Shay has the sensation of being inside a bubble. She can hear Hind still talking, but the words aren't quite penetrating. She remembers meeting Jawad in the hallway at that birth so long ago. Something seemed unsavory about him then, she realizes, but it wasn't obvious enough. It seems wrong somehow that someone so monstrous should be able to blend in with regular people.
“Then you came looking for me. I knew it was bound to happen sooner or later. Ghita couldn't have just killed you after you were born.”
Shay gasps, horror sliding like the devil's finger down her spine. “First you said Ghita stole me, then you said you gave me to her. Now, you're saying you asked her to kill me?”

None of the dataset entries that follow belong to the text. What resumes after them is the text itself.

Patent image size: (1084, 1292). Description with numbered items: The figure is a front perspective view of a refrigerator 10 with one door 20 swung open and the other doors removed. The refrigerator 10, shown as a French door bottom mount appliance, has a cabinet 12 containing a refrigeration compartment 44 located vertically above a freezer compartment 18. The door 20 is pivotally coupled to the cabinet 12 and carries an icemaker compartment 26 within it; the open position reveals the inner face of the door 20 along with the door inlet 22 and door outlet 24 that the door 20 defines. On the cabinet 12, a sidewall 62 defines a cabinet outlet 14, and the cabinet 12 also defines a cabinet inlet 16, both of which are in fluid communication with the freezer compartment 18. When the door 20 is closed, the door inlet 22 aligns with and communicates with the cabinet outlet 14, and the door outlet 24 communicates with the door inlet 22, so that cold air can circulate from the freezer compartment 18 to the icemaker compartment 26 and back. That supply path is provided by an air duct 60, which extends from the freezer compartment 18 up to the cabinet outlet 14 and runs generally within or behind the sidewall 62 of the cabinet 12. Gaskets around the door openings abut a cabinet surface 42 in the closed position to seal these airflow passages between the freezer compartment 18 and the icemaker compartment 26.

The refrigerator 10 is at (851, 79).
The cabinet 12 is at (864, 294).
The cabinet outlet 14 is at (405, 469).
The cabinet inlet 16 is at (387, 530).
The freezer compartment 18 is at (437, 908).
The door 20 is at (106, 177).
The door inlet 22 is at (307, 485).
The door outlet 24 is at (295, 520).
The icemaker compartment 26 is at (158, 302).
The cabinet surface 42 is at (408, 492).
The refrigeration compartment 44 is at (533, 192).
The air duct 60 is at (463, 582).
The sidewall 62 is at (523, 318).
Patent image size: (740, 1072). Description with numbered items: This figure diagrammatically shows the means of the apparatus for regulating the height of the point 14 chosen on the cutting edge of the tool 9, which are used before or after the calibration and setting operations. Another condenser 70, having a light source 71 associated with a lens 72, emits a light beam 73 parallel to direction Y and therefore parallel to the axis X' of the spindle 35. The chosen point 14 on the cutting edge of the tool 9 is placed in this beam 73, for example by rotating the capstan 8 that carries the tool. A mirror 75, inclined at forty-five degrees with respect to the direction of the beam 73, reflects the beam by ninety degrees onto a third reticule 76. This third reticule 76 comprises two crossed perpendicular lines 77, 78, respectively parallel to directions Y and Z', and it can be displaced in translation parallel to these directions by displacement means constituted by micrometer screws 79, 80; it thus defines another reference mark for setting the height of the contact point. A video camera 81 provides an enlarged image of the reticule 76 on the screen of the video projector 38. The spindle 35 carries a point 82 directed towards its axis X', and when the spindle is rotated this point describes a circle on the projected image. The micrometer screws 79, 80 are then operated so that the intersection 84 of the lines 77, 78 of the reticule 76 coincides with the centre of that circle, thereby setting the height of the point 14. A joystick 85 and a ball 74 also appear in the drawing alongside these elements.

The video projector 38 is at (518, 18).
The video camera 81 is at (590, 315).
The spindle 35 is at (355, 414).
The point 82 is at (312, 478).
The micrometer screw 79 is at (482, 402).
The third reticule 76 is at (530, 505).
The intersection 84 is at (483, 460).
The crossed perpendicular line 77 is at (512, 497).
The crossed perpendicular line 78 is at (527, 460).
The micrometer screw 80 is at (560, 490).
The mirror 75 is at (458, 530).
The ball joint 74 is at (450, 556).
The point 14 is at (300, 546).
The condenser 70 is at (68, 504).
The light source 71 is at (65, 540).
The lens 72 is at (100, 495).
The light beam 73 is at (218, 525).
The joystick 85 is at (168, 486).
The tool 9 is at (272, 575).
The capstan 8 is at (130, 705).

Hind grimaces, as though perhaps that was more than she intended to reveal. “I thought death was a better option than life as a slave. I'm glad now, of course, that she spared you. But when you showed up in the Bib, I was so desperate for Jawad to let me back into the kasbah, I admitted you were alive. He gave me the ring, spelled to render you unconscious so I could deliver you to him.”